Dewi Ayu saw and heard all of these events with her own eyes and ears, and yet during her period of mourning she didn’t speak to anyone, she just sat on the veranda behind their house, looking out at the hill that Ted had said was named after Ma Iyang. One afternoon she saw Mr. Willie appear in the backyard, accompanied by a borzoi dog that supposedly used to belong to her father, Henri. For the first time since the mourning period had begun, she spoke.
“One flew away, the other drowned.”
“What happened, Miss?” asked Mr. Willie.
“Oh, I’m just remembering my grandmothers,” she said.
“You have to do something, Miss, the servants are confused. Aren’t you the head of this family now?”

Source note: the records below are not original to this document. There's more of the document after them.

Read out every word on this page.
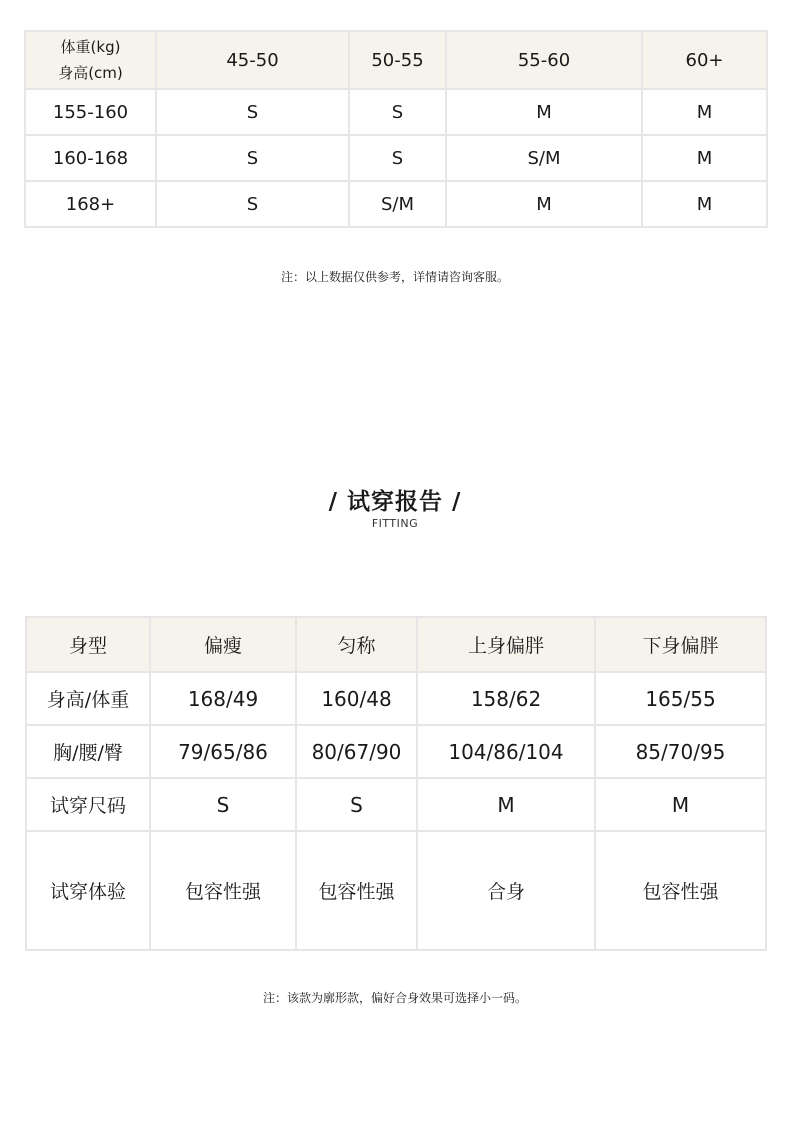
体重(kg)
身高(cm)	45-50	50-55	55-60	60+
155-160	S	S	M	M
160-168	S	S	S/M	M
168+	S	S/M	M	M
注：以上数据仅供参考，详情请咨询客服。
/ 试穿报告 /
FITTING
身型	偏瘦	匀称	上身偏胖	下身偏胖
身高/体重	168/49	160/48	158/62	165/55
胸/腰/臀	79/65/86	80/67/90	104/86/104	85/70/95
试穿尺码	S	S	M	M
试穿体验	包容性强	包容性强	合身	包容性强
注：该款为廓形款，偏好合身效果可选择小一码。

She nodded. That evening as the sun went down she ordered Mr. Willie to gather all the household servants: the cooks, the maids, the garden staff, and the security guards. She told them that now she was the sole mistress of the household. All her orders must be carried out, and no one could refuse. She wasn’t going to whip anyone, but if Ted Stammler came home, he would whip all dissidents, and throw them in the cages with the
ajak
. Her first order did not seem to bother anyone at all, but did surprise and confuse them:
“Tonight, someone has to kidnap an old man named Ma Gedik from the settlements in the swamp,” she said. “Because tomorrow morning I am going to marry him.”
“Don’t joke around, Miss,” said Mr. Willie.
“Go ahead and laugh if you think I’m joking.”
“But the priest has disappeared and the church has been bombed to pieces!”
“There is still the village headman.”
“Miss, you’re not a Muslim are you?”
“No, but I haven’t been Catholic either, not for quite a long time.”
That was the beginning of Dewi Ayu’s marriage to Ma Gedik. A pitiful old man marrying a beautiful young girl: the news quickly spread to every corner of the city—even the arriving Japanese heard the gossip. Meanwhile those Dutch who had not been able to escape sent letters via their servants asking whether the story was true, and some began to resurrect the shameful scandal of her mother and father.